Closely guarded by four bailiffs and six sheriff's deputies, Helem then stood and addressed Bentley's relatives inside the packed and emotionally charged courtroom. "I know the family thinks I killed Pat," he said. "I didn't commit this vicious assault. I was very saddened by her death — I will never forget her. At her funeral, I was heartbroken seeing her like that. I intend to clear my name."
Next, he told Klein, "The jury and family want me to die in the penitentiary and never walk free in this lifetime. I did my mistakes in the past, and I've paid for them. I feel that you should give me another chance to be free again and live a productive life."
BUT THE JUDGE was unmoved by Helem's words. "Patricia Bentley didn't deserve to die, and she didn't deserve to die the way she did — a horrible death," said Klein.

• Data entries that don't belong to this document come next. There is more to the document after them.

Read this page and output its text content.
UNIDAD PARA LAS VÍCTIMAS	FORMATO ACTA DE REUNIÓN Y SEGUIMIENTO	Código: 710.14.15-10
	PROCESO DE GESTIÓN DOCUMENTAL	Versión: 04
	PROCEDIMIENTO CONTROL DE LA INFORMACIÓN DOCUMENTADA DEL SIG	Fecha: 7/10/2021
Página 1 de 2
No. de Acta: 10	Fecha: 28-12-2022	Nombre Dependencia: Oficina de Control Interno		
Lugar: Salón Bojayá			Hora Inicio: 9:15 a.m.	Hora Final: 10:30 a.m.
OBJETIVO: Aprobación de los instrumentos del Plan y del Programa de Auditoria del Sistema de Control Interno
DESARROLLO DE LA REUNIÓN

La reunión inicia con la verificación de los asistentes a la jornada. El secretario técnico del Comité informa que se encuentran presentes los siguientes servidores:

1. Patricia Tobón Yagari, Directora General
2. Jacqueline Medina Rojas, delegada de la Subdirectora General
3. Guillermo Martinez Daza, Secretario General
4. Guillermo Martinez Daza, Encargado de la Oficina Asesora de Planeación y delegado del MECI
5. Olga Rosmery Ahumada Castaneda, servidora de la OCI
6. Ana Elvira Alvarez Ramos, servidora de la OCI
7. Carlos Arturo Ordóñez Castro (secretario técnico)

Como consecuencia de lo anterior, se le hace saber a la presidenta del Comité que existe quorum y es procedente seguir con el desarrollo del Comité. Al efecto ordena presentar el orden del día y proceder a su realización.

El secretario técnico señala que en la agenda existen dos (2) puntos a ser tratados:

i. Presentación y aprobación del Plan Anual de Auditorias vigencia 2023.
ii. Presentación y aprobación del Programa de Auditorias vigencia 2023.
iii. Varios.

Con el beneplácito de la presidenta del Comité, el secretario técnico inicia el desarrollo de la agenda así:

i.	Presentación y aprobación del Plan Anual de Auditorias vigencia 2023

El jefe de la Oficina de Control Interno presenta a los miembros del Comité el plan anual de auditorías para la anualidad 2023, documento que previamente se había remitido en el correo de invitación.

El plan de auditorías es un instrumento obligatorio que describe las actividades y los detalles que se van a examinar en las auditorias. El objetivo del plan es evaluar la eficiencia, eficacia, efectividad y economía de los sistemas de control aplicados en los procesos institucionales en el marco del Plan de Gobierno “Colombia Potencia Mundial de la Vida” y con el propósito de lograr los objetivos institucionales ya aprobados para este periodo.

Speaking directly to Helem, he said, "In 1997, you basically did the same thing to your wife. Luckily, she lived; Patricia Bentley wasn't so lucky."
"I have a responsibility to her family and to others who may find themselves in the position that Patricia Bentley found herself in," he continued. "And so that no one else will ever have to suffer at your hands, I'm imposing what I feel is absolutely a just sentence — life in prison."
The judge also sentenced Helem to an additional three years in prison, but suspended them all, adding that — if Helem is ever released from prison — he'll be placed on three years supervised probation. Afterward, outside the courtroom, most of Bentley's family declined comment, except for her nephew, Don Griffith of Chantilly. As for Helem's sentence, said Griffith, "He got just what he deserved."